By Lesley Wroughton and Steve Holland

WASHINGTON (Reuters) - The United States said on Monday it was ready to provide financial assistance to Ukraine to complement a loan program from the International Monetary Fund in the aftermath of the ouster of Ukraine's president Viktor Yanukovich.

Two days after the dramatic departure of pro-Moscow Yanukovich after bloody clashes in Kiev, the White House sought to apply subtle pressure on Russia to let events unfold in Ukraine without interfering. This message has been delivered in recent days from President Barack Obama on down.

Signaling U.S. concerns that Russian intervention could trigger more violence, White House spokesman Jay Carney told reporters: "It is certainly not in Russia's interests for there to be violence and instability in Ukraine."

With Kiev in desperate need of cash as it charts a new future, U.S. officials said Washington would be willing to provide some assistance in addition to an International Monetary Fund program which could go into effect after a new government is set up.

International financial diplomats told Reuters that one option under review to help prop up Ukraine's ailing economy was a bailout that would include IMF money as well as bilateral loans and guarantees from governments.

It was unclear whether Russia will be willing to go along with an international bailout although the financial diplomats said Moscow was part of the conversation.

The fall of Yanukovich has cast doubt on a $15 billion bailout for Ukraine from Moscow, which said it would not recognize the country's interim leadership because it came to power in an "armed mutiny."

Finance ministers from the Group of 20, including Russia, met in Sydney over the weekend and Ukraine's economic plight was discussed on the sidelines. Ukraine in the past has struggled to comply with the requirements of IMF programs.

SHORT TERM RELIEF

EU officials said it was highly unlikely Europe, the United States or anyone else would be willing to put up large sums of money until Kiev signs on to an IMF program, which would demand tough reforms that Ukraine has been unable to implement.

Ukraine could win smaller bilateral loans, possibly coordinated by the EU, to give it short-term relief, according to EU officials.

U.S. officials cautioned that discussions on funding assistance to Ukraine were still at an early stage. The State Department said British Foreign Secretary William Hague would visit Washington on Tuesday to discuss developments in Ukraine with U.S. officials and the IMF.

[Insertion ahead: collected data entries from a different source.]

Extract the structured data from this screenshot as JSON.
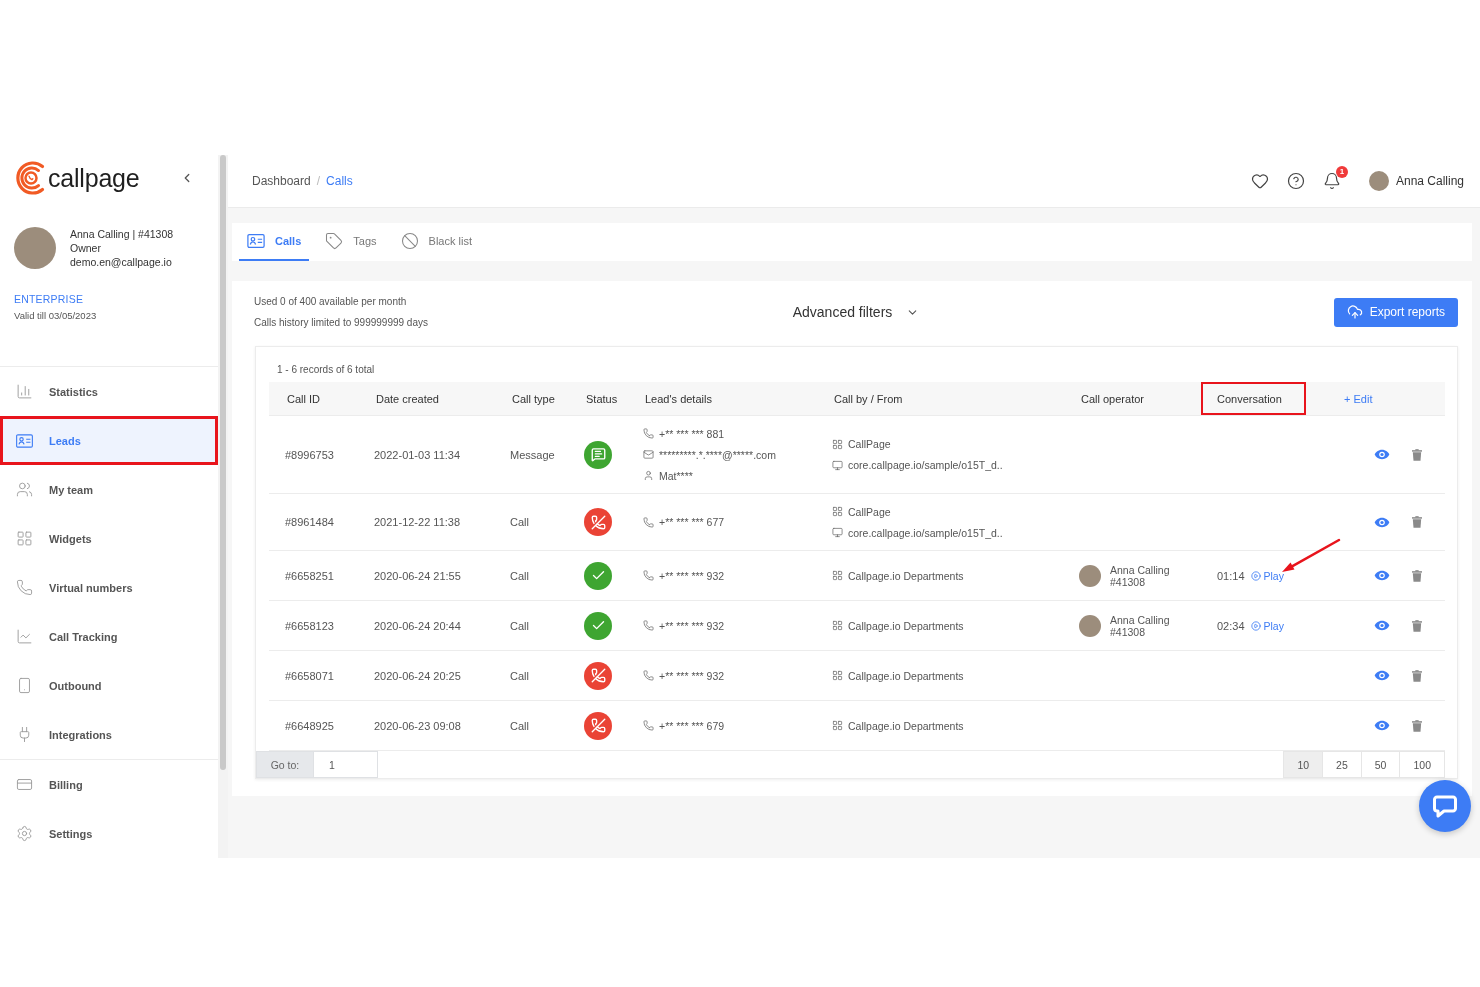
{
  "sidebar": {
    "brand": "callpage",
    "profile": {
      "name": "Anna Calling | #41308",
      "role": "Owner",
      "email": "demo.en@callpage.io"
    },
    "plan": {
      "name": "ENTERPRISE",
      "validity": "Valid till 03/05/2023"
    },
    "nav_main": [
      {
        "label": "Statistics",
        "selected": false,
        "highlighted": false
      },
      {
        "label": "Leads",
        "selected": true,
        "highlighted": true
      },
      {
        "label": "My team",
        "selected": false,
        "highlighted": false
      },
      {
        "label": "Widgets",
        "selected": false,
        "highlighted": false
      },
      {
        "label": "Virtual numbers",
        "selected": false,
        "highlighted": false
      },
      {
        "label": "Call Tracking",
        "selected": false,
        "highlighted": false
      },
      {
        "label": "Outbound",
        "selected": false,
        "highlighted": false
      },
      {
        "label": "Integrations",
        "selected": false,
        "highlighted": false
      }
    ],
    "nav_bottom": [
      {
        "label": "Billing",
        "selected": false,
        "highlighted": false
      },
      {
        "label": "Settings",
        "selected": false,
        "highlighted": false
      }
    ]
  },
  "header": {
    "breadcrumb": {
      "separator": "/",
      "items": [
        {
          "label": "Dashboard",
          "current": false
        },
        {
          "label": "Calls",
          "current": true
        }
      ]
    },
    "notifications": "1",
    "user": "Anna Calling"
  },
  "tabs": [
    {
      "label": "Calls",
      "selected": true
    },
    {
      "label": "Tags",
      "selected": false
    },
    {
      "label": "Black list",
      "selected": false
    }
  ],
  "usage": [
    "Used 0 of 400 available per month",
    "Calls history limited to 999999999 days"
  ],
  "filters": {
    "label": "Advanced filters",
    "expanded": false
  },
  "export_button": "Export reports",
  "table": {
    "summary": "1 - 6 records of 6 total",
    "columns": [
      {
        "label": "Call ID",
        "highlighted": false
      },
      {
        "label": "Date created",
        "highlighted": false
      },
      {
        "label": "Call type",
        "highlighted": false
      },
      {
        "label": "Status",
        "highlighted": false
      },
      {
        "label": "Lead's details",
        "highlighted": false
      },
      {
        "label": "Call by / From",
        "highlighted": false
      },
      {
        "label": "Call operator",
        "highlighted": false
      },
      {
        "label": "Conversation",
        "highlighted": true
      }
    ],
    "edit_label": "+ Edit",
    "rows": [
      {
        "call_id": "#8996753",
        "date": "2022-01-03 11:34",
        "call_type": "Message",
        "status": {
          "kind": "message"
        },
        "lead": [
          {
            "kind": "phone",
            "text": "+** *** *** 881"
          },
          {
            "kind": "email",
            "text": "*********.*.****@*****.com"
          },
          {
            "kind": "name",
            "text": "Mat****"
          }
        ],
        "call_by": [
          {
            "kind": "widget",
            "text": "CallPage"
          },
          {
            "kind": "page",
            "text": "core.callpage.io/sample/o15T_d.."
          }
        ]
      },
      {
        "call_id": "#8961484",
        "date": "2021-12-22 11:38",
        "call_type": "Call",
        "status": {
          "kind": "missed"
        },
        "lead": [
          {
            "kind": "phone",
            "text": "+** *** *** 677"
          }
        ],
        "call_by": [
          {
            "kind": "widget",
            "text": "CallPage"
          },
          {
            "kind": "page",
            "text": "core.callpage.io/sample/o15T_d.."
          }
        ]
      },
      {
        "call_id": "#6658251",
        "date": "2020-06-24 21:55",
        "call_type": "Call",
        "status": {
          "kind": "answered"
        },
        "lead": [
          {
            "kind": "phone",
            "text": "+** *** *** 932"
          }
        ],
        "call_by": [
          {
            "kind": "widget",
            "text": "Callpage.io Departments"
          }
        ],
        "operator": {
          "name": "Anna Calling",
          "id": "#41308"
        },
        "conversation": {
          "duration": "01:14",
          "play": "Play",
          "pointed": true
        }
      },
      {
        "call_id": "#6658123",
        "date": "2020-06-24 20:44",
        "call_type": "Call",
        "status": {
          "kind": "answered"
        },
        "lead": [
          {
            "kind": "phone",
            "text": "+** *** *** 932"
          }
        ],
        "call_by": [
          {
            "kind": "widget",
            "text": "Callpage.io Departments"
          }
        ],
        "operator": {
          "name": "Anna Calling",
          "id": "#41308"
        },
        "conversation": {
          "duration": "02:34",
          "play": "Play",
          "pointed": false
        }
      },
      {
        "call_id": "#6658071",
        "date": "2020-06-24 20:25",
        "call_type": "Call",
        "status": {
          "kind": "missed"
        },
        "lead": [
          {
            "kind": "phone",
            "text": "+** *** *** 932"
          }
        ],
        "call_by": [
          {
            "kind": "widget",
            "text": "Callpage.io Departments"
          }
        ]
      },
      {
        "call_id": "#6648925",
        "date": "2020-06-23 09:08",
        "call_type": "Call",
        "status": {
          "kind": "missed"
        },
        "lead": [
          {
            "kind": "phone",
            "text": "+** *** *** 679"
          }
        ],
        "call_by": [
          {
            "kind": "widget",
            "text": "Callpage.io Departments"
          }
        ]
      }
    ]
  },
  "pagination": {
    "goto_label": "Go to:",
    "goto_value": "1",
    "page_sizes": [
      {
        "label": "10",
        "selected": true
      },
      {
        "label": "25",
        "selected": false
      },
      {
        "label": "50",
        "selected": false
      },
      {
        "label": "100",
        "selected": false
      }
    ]
  }
}
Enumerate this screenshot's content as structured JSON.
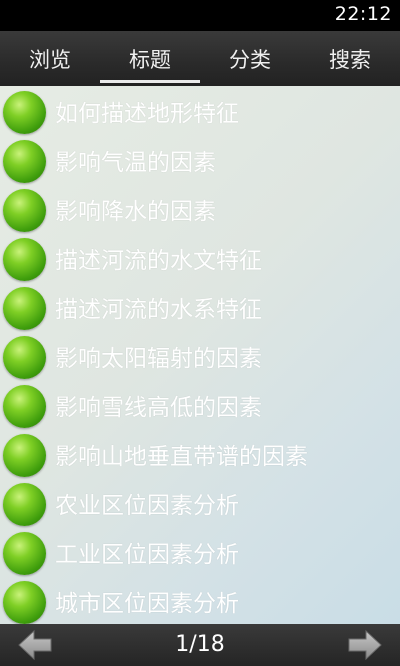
{
  "status_bar": {
    "time": "22:12"
  },
  "tabs": [
    {
      "label": "浏览"
    },
    {
      "label": "标题"
    },
    {
      "label": "分类"
    },
    {
      "label": "搜索"
    }
  ],
  "active_tab": "标题",
  "items": [
    {
      "label": "如何描述地形特征"
    },
    {
      "label": "影响气温的因素"
    },
    {
      "label": "影响降水的因素"
    },
    {
      "label": "描述河流的水文特征"
    },
    {
      "label": "描述河流的水系特征"
    },
    {
      "label": "影响太阳辐射的因素"
    },
    {
      "label": "影响雪线高低的因素"
    },
    {
      "label": "影响山地垂直带谱的因素"
    },
    {
      "label": "农业区位因素分析"
    },
    {
      "label": "工业区位因素分析"
    },
    {
      "label": "城市区位因素分析"
    }
  ],
  "pagination": {
    "indicator": "1/18"
  },
  "icons": {
    "item_bullet": "green-ball-icon",
    "prev": "arrow-left-icon",
    "next": "arrow-right-icon"
  }
}
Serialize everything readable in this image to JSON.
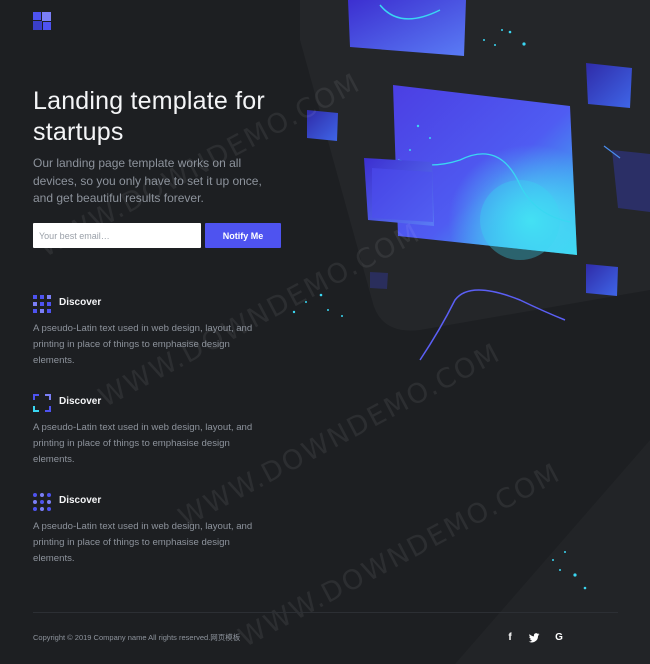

A senior State Department official said it was crucial that any funding go through the IMF, which has the experience to help countries implement difficult economic reforms.

U.S. Treasury Secretary Jack Lew made clear on Sunday that Ukraine should begin discussions with the IMF as soon as a transitional government is in place in Kiev. Under IMF rules, the institution can only lend to elected governments although it can begin negotiations before then.

Ukraine's finance ministry said it needed $35 billion in foreign assistance over the next two years and called for a donor conference to raise money. French Foreign Minister Laurent Fabius said a donor conference was under consideration and "this should be worked out in the coming days."

Ukraine's dollar bonds rallied on Monday and its five-year debt insurance costs tumbled as hopes grew that the country would win assistance from Western donors.

State Department spokeswoman Jen Psaki said Ukraine was going through an important transformation that should be supported.

"We have a real opportunity to move beyond the current crisis and pursue a more democratic future," Psaki told a daily briefing, adding that the United States believed Yanukovich had lost legitimacy.